The ribbon is longitudinally folded into a smooth wall-split tube, whereby 
the thicker copper layer faces the interior of the tubes, the second, thin 
copper layer faces outwardly. Adjoining edges of the folded ribbon are 
welded in 7 to close the tube. It should be noted that in a separate 
cutting process edge portions of the niobium ribbon may be trimmed off so 
that only the thick copper portions adjoin directly for welding, the 
trimmed niobium edges will be spaced a little. This will avoid any mutual 
interference of copper and niobium during the welding process. 

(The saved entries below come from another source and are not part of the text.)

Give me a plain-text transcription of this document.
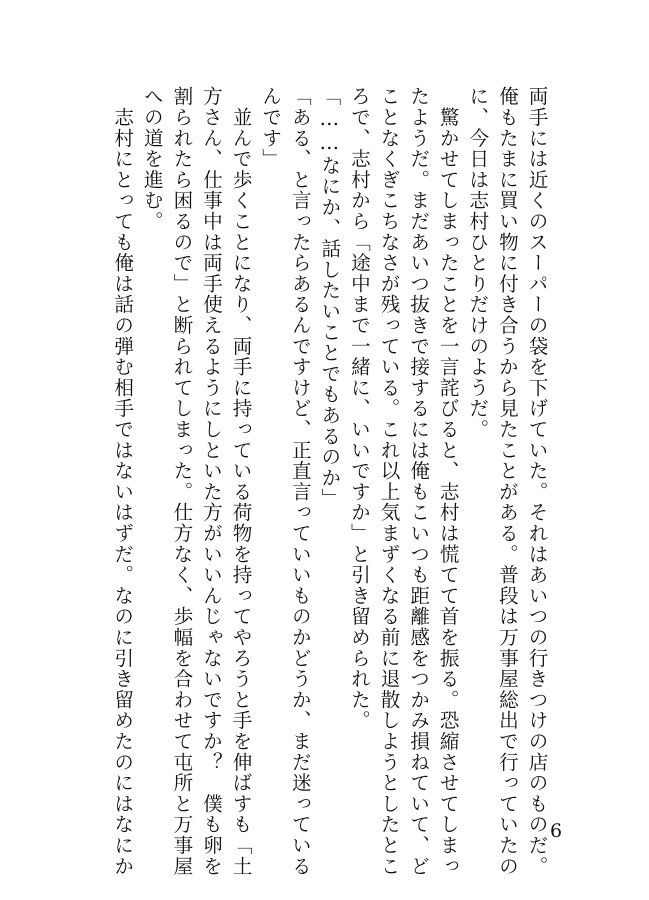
両手には近くのスーパーの袋を下げていた。それはあいつの行きつけの店のものだ。
俺もたまに買い物に付き合うから見たことがある。普段は万事屋総出で行っていたの
に、今日は志村ひとりだけのようだ。
　驚かせてしまったことを一言詫びると、志村は慌てて首を振る。恐縮させてしまっ
たようだ。まだあいつ抜きで接するには俺もこいつも距離感をつかみ損ねていて、ど
ことなくぎこちなさが残っている。これ以上気まずくなる前に退散しようとしたとこ
ろで、志村から「途中まで一緒に、いいですか」と引き留められた。
「……なにか、話したいことでもあるのか」
「ある、と言ったらあるんですけど、正直言っていいものかどうか、まだ迷っている
んです」
　並んで歩くことになり、両手に持っている荷物を持ってやろうと手を伸ばすも「土
方さん、仕事中は両手使えるようにしといた方がいいんじゃないですか？　僕も卵を
割られたら困るので」と断られてしまった。仕方なく、歩幅を合わせて屯所と万事屋
への道を進む。
　志村にとっても俺は話の弾む相手ではないはずだ。なのに引き留めたのにはなにか	6
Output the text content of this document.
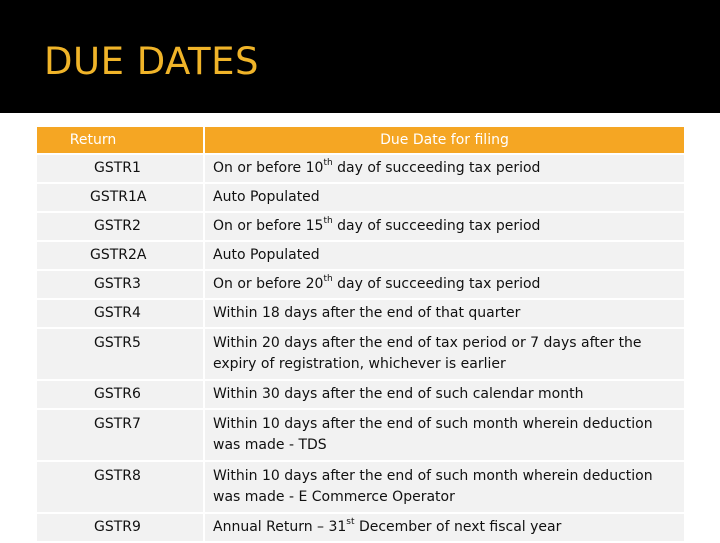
DUE DATES
Return	Due Date for filing
GSTR1	On or before 10th day of succeeding tax period
GSTR1A	Auto Populated
GSTR2	On or before 15th day of succeeding tax period
GSTR2A	Auto Populated
GSTR3	On or before 20th day of succeeding tax period
GSTR4	Within 18 days after the end of that quarter
GSTR5	Within 20 days after the end of tax period or 7 days after the expiry of registration, whichever is earlier
GSTR6	Within 30 days after the end of such calendar month
GSTR7	Within 10 days after the end of such month wherein deduction was made - TDS
GSTR8	Within 10 days after the end of such month wherein deduction was made - E Commerce Operator
GSTR9	Annual Return – 31st December of next fiscal year
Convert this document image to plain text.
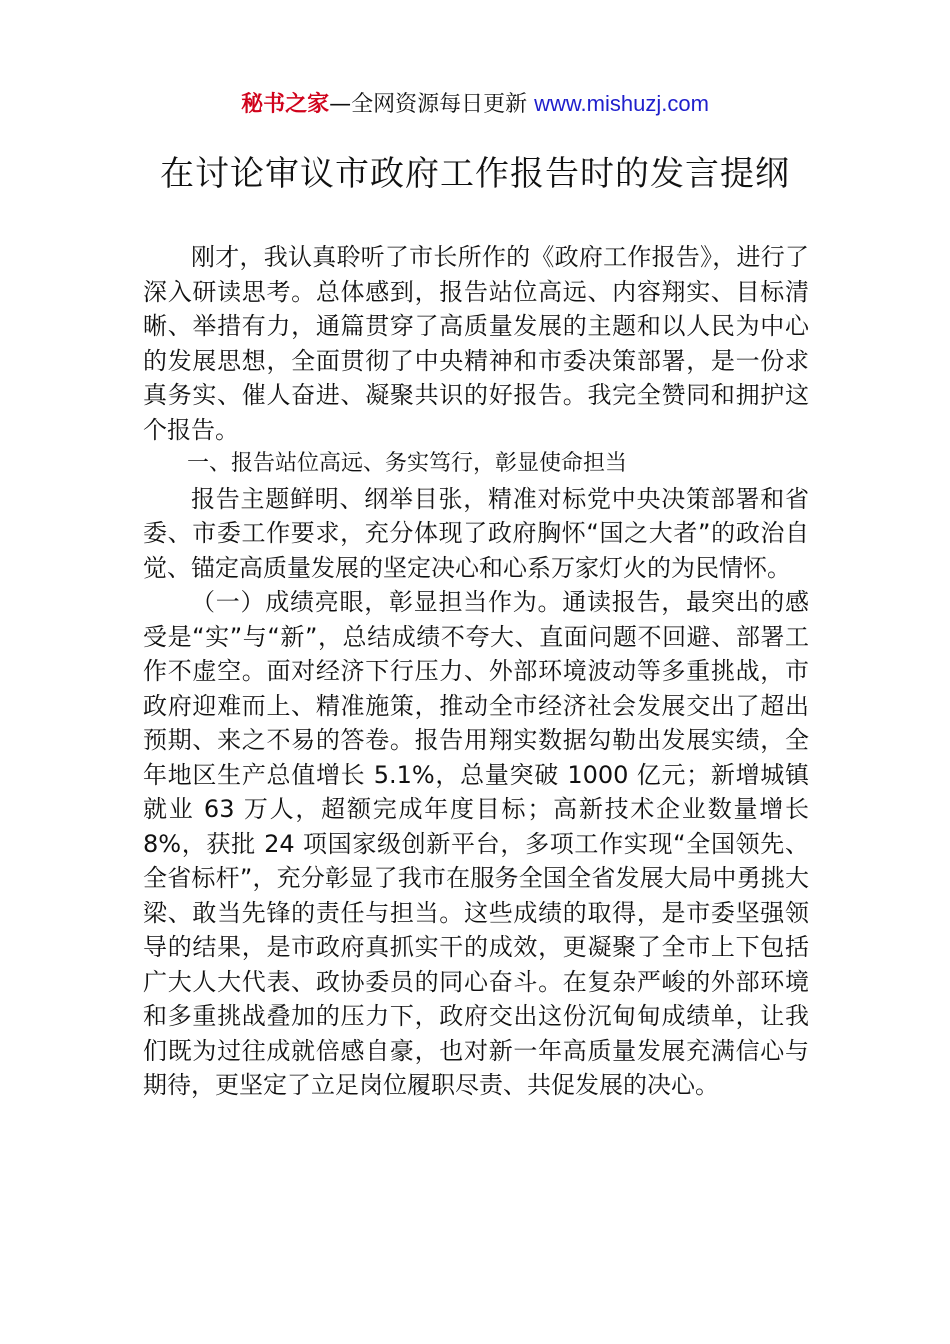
秘书之家—全网资源每日更新 www.mishuzj.com
在讨论审议市政府工作报告时的发言提纲

刚才，我认真聆听了市长所作的《政府工作报告》，进行了深入研读思考。总体感到，报告站位高远、内容翔实、目标清晰、举措有力，通篇贯穿了高质量发展的主题和以人民为中心的发展思想，全面贯彻了中央精神和市委决策部署，是一份求真务实、催人奋进、凝聚共识的好报告。我完全赞同和拥护这个报告。

一、报告站位高远、务实笃行，彰显使命担当

报告主题鲜明、纲举目张，精准对标党中央决策部署和省委、市委工作要求，充分体现了政府胸怀“国之大者”的政治自觉、锚定高质量发展的坚定决心和心系万家灯火的为民情怀。

（一）成绩亮眼，彰显担当作为。通读报告，最突出的感受是“实”与“新”，总结成绩不夸大、直面问题不回避、部署工作不虚空。面对经济下行压力、外部环境波动等多重挑战，市政府迎难而上、精准施策，推动全市经济社会发展交出了超出预期、来之不易的答卷。报告用翔实数据勾勒出发展实绩，全年地区生产总值增长 5.1%，总量突破 1000 亿元；新增城镇就业 63 万人，超额完成年度目标；高新技术企业数量增长 8%，获批 24 项国家级创新平台，多项工作实现“全国领先、全省标杆”，充分彰显了我市在服务全国全省发展大局中勇挑大梁、敢当先锋的责任与担当。这些成绩的取得，是市委坚强领导的结果，是市政府真抓实干的成效，更凝聚了全市上下包括广大人大代表、政协委员的同心奋斗。在复杂严峻的外部环境和多重挑战叠加的压力下，政府交出这份沉甸甸成绩单，让我们既为过往成就倍感自豪，也对新一年高质量发展充满信心与期待，更坚定了立足岗位履职尽责、共促发展的决心。
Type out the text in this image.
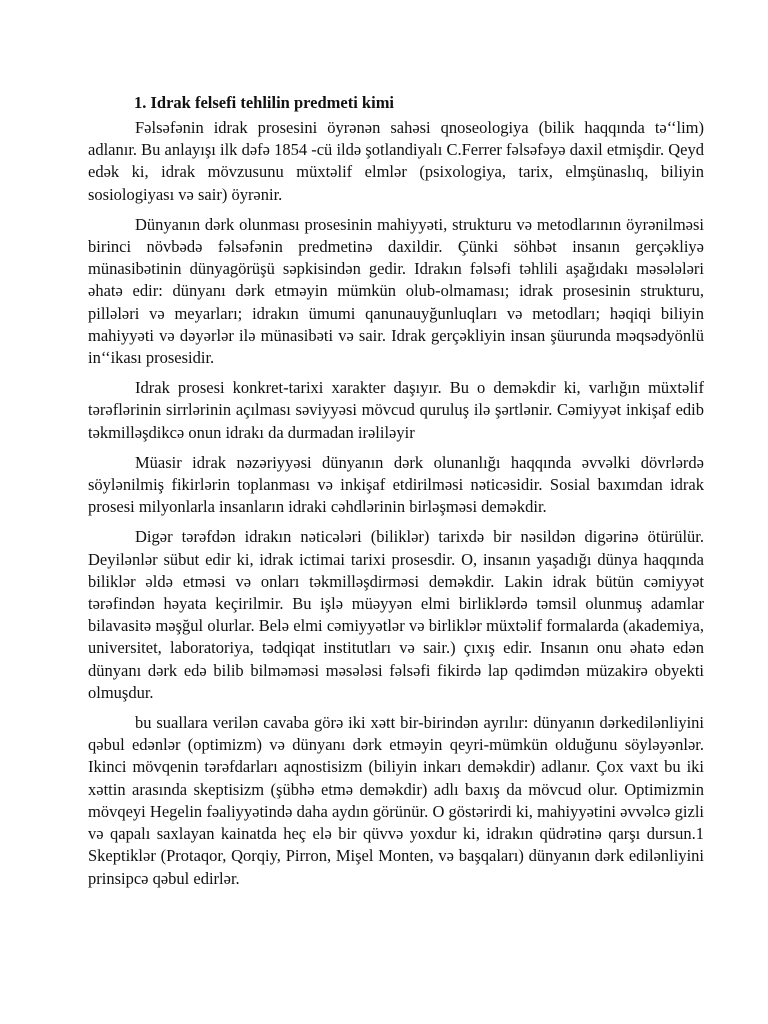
1. Idrak felsefi tehlilin predmeti kimi

Fəlsəfənin idrak prosesini öyrənən sahəsi qnoseologiya (bilik haqqında tə‘‘lim) adlanır. Bu anlayışı ilk dəfə 1854 -cü ildə şotlandiyalı C.Ferrer fəlsəfəyə daxil etmişdir. Qeyd edək ki, idrak mövzusunu müxtəlif elmlər (psixologiya, tarix, elmşünaslıq, biliyin sosiologiyası və sair) öyrənir.

Dünyanın dərk olunması prosesinin mahiyyəti, strukturu və metodlarının öyrənilməsi birinci növbədə fəlsəfənin predmetinə daxildir. Çünki söhbət insanın gerçəkliyə münasibətinin dünyagörüşü səpkisindən gedir. Idrakın fəlsəfi təhlili aşağıdakı məsələləri əhatə edir: dünyanı dərk etməyin mümkün olub-olmaması; idrak prosesinin strukturu, pillələri və meyarları; idrakın ümumi qanunauyğunluqları və metodları; həqiqi biliyin mahiyyəti və dəyərlər ilə münasibəti və sair. Idrak gerçəkliyin insan şüurunda məqsədyönlü in‘‘ikası prosesidir.

Idrak prosesi konkret-tarixi xarakter daşıyır. Bu o deməkdir ki, varlığın müxtəlif tərəflərinin sirrlərinin açılması səviyyəsi mövcud quruluş ilə şərtlənir. Cəmiyyət inkişaf edib təkmilləşdikcə onun idrakı da durmadan irəliləyir

Müasir idrak nəzəriyyəsi dünyanın dərk olunanlığı haqqında əvvəlki dövrlərdə söylənilmiş fikirlərin toplanması və inkişaf etdirilməsi nəticəsidir. Sosial baxımdan idrak prosesi milyonlarla insanların idraki cəhdlərinin birləşməsi deməkdir.

Digər tərəfdən idrakın nəticələri (biliklər) tarixdə bir nəsildən digərinə ötürülür. Deyilənlər sübut edir ki, idrak ictimai tarixi prosesdir. O, insanın yaşadığı dünya haqqında biliklər əldə etməsi və onları təkmilləşdirməsi deməkdir. Lakin idrak bütün cəmiyyət tərəfindən həyata keçirilmir. Bu işlə müəyyən elmi birliklərdə təmsil olunmuş adamlar bilavasitə məşğul olurlar. Belə elmi cəmiyyətlər və birliklər müxtəlif formalarda (akademiya, universitet, laboratoriya, tədqiqat institutları və sair.) çıxış edir. Insanın onu əhatə edən dünyanı dərk edə bilib bilməməsi məsələsi fəlsəfi fikirdə lap qədimdən müzakirə obyekti olmuşdur.

bu suallara verilən cavaba görə iki xətt bir-birindən ayrılır: dünyanın dərkedilənliyini qəbul edənlər (optimizm) və dünyanı dərk etməyin qeyri-mümkün olduğunu söyləyənlər. Ikinci mövqenin tərəfdarları aqnostisizm (biliyin inkarı deməkdir) adlanır. Çox vaxt bu iki xəttin arasında skeptisizm (şübhə etmə deməkdir) adlı baxış da mövcud olur. Optimizmin mövqeyi Hegelin fəaliyyətində daha aydın görünür. O göstərirdi ki, mahiyyətini əvvəlcə gizli və qapalı saxlayan kainatda heç elə bir qüvvə yoxdur ki, idrakın qüdrətinə qarşı dursun.1 Skeptiklər (Protaqor, Qorqiy, Pirron, Mişel Monten, və başqaları) dünyanın dərk edilənliyini prinsipcə qəbul edirlər.
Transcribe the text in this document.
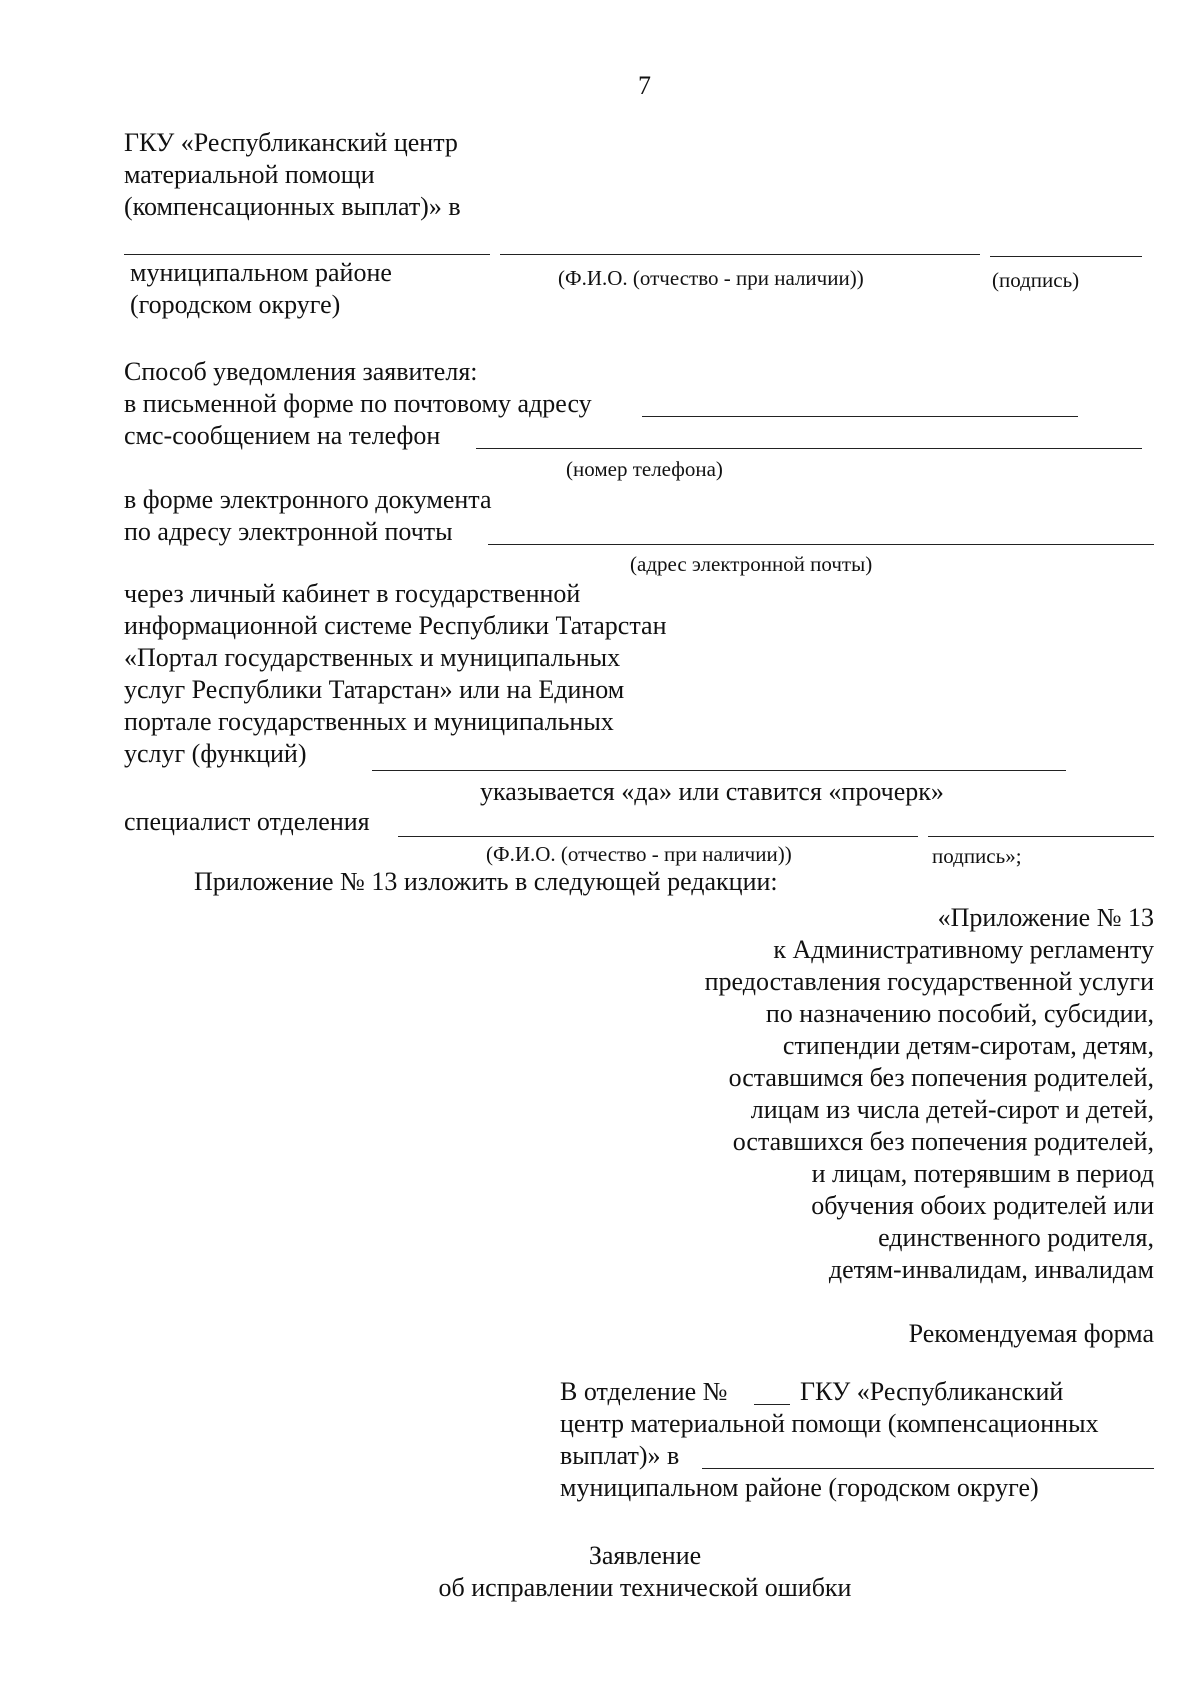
7
ГКУ «Республиканский центр
материальной помощи
(компенсационных выплат)» в
муниципальном районе
(городском округе)
(Ф.И.О. (отчество - при наличии))	(подпись)
Способ уведомления заявителя:
в письменной форме по почтовому адресу
смс-сообщением на телефон
(номер телефона)
в форме электронного документа
по адресу электронной почты
(адрес электронной почты)
через личный кабинет в государственной
информационной системе Республики Татарстан
«Портал государственных и муниципальных
услуг Республики Татарстан» или на Едином
портале государственных и муниципальных
услуг (функций)
указывается «да» или ставится «прочерк»
специалист отделения
(Ф.И.О. (отчество - при наличии))	подпись»;
Приложение № 13 изложить в следующей редакции:
«Приложение № 13
к Административному регламенту
предоставления государственной услуги
по назначению пособий, субсидии,
стипендии детям-сиротам, детям,
оставшимся без попечения родителей,
лицам из числа детей-сирот и детей,
оставшихся без попечения родителей,
и лицам, потерявшим в период
обучения обоих родителей или
единственного родителя,
детям-инвалидам, инвалидам
Рекомендуемая форма
В отделение №	ГКУ «Республиканский
центр материальной помощи (компенсационных
выплат)» в
муниципальном районе (городском округе)
Заявление
об исправлении технической ошибки
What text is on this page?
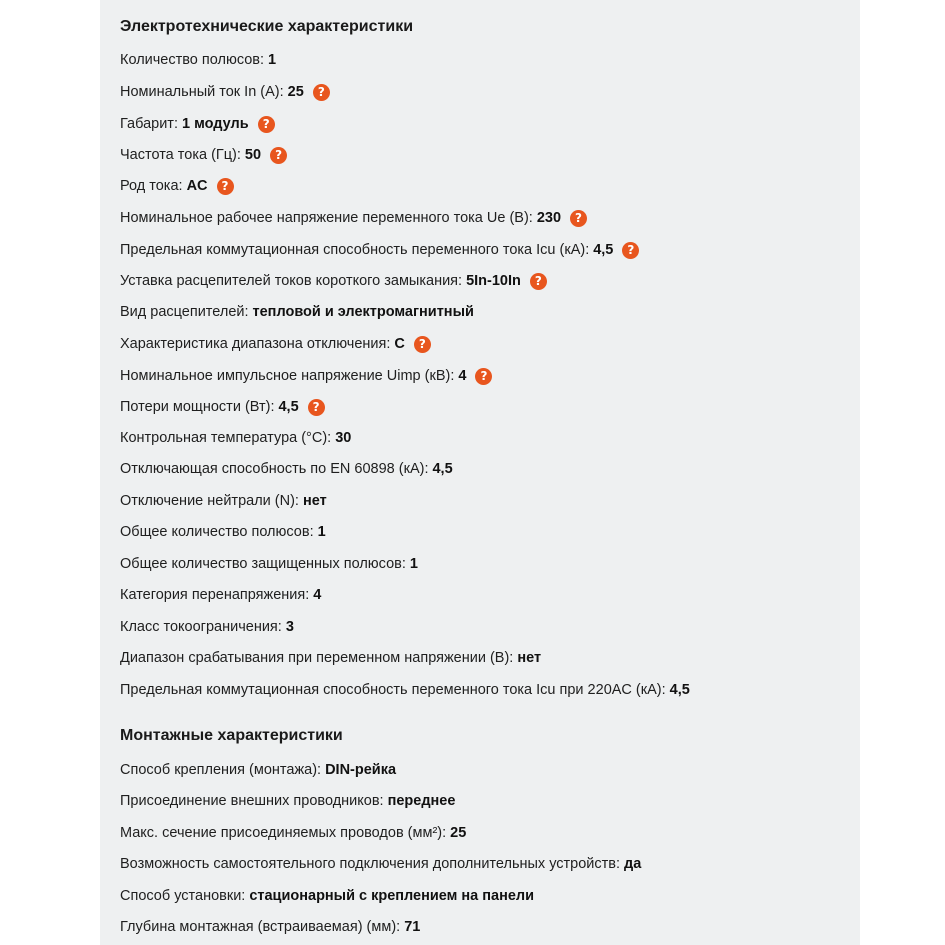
Электротехнические характеристики
Количество полюсов: 1
Номинальный ток In (А): 25	?
Габарит: 1 модуль	?
Частота тока (Гц): 50	?
Род тока: AC	?
Номинальное рабочее напряжение переменного тока Ue (В): 230	?
Предельная коммутационная способность переменного тока Icu (кА): 4,5	?
Уставка расцепителей токов короткого замыкания: 5In-10In	?
Вид расцепителей: тепловой и электромагнитный
Характеристика диапазона отключения: C	?
Номинальное импульсное напряжение Uimp (кВ): 4	?
Потери мощности (Вт): 4,5	?
Контрольная температура (°C): 30
Отключающая способность по EN 60898 (кА): 4,5
Отключение нейтрали (N): нет
Общее количество полюсов: 1
Общее количество защищенных полюсов: 1
Категория перенапряжения: 4
Класс токоограничения: 3
Диапазон срабатывания при переменном напряжении (В): нет
Предельная коммутационная способность переменного тока Icu при 220AC (кА): 4,5
Монтажные характеристики
Способ крепления (монтажа): DIN-рейка
Присоединение внешних проводников: переднее
Макс. сечение присоединяемых проводов (мм²): 25
Возможность самостоятельного подключения дополнительных устройств: да
Способ установки: стационарный с креплением на панели
Глубина монтажная (встраиваемая) (мм): 71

The closed tube is corrugated in a station 8 which may be a corrugating 
device for obtaining a helical corrugation or one for obtaining an annular 
corrugation pattern. 
The corrugated tube is next passed through a tank 9 which is a tin bath, 
for depositing tin onto the outer surface of the tube. Another downstream 
station (not shown) heats the tube sufficiently, e.g., at least up to 
600.degree. C., preferably up to 800.degree. C. The tin will now diffuse 
through the thin, outer copper layer and into the niobium whereupon 
Nb.sub.3 Sn is obtained. As stated earlier, the thin copper layer ensures 
an easy and uniform diffusion of the tin, first into the copper and then 
through that thin copper layer into the niobium. The resulting application 
of the tin to the niobium in that manner is surprisingly more uniform than 
in the case of direct application. 
Tin plating can be obtained also by an electrolytic process or by flame 
spraying. In the case of a tin bath as shown, there may immediately be 
provided a diffusion annealing for obtaining the migration of tin 
molecules into and through the thin copper layer and into the niobium. In 
other words, 8 can be construed to be a combined tin-depositing and 
diffusion-annealing station. 
FIG. 2 is a cross section through the completed conductor. The innermost 
layer 4 of this tube is the thick copper layer that was plated on first, 
onto a niobium ribbon 5. The interface of niobium and copper was 
originally the first brushed-on copper layer 10 which, however, will be 
more or less obliterated as an independent layer by the copper 
electroplating. 
The outer layer of the tubularly folded niobium ribbon 5 carries a thin, 
brushed-on copper layer 6. The illustrated thickness of the brushed-on 
layers is grossly exaggerated for ease of illustration. A thin copper 
layer 11 was galvanically, i.e. electrolytically, plated onto the outer 
brushed-on layer 6. Tin 12 constitutes the outer layer of the assembly. 
The desired composition Nb.sub.3 Sn is formed between the copper particle 
layer 6 and the niobium ribbon 5. The ribbon now is actually just one of 
several intimately joined strata of a multilayered tube.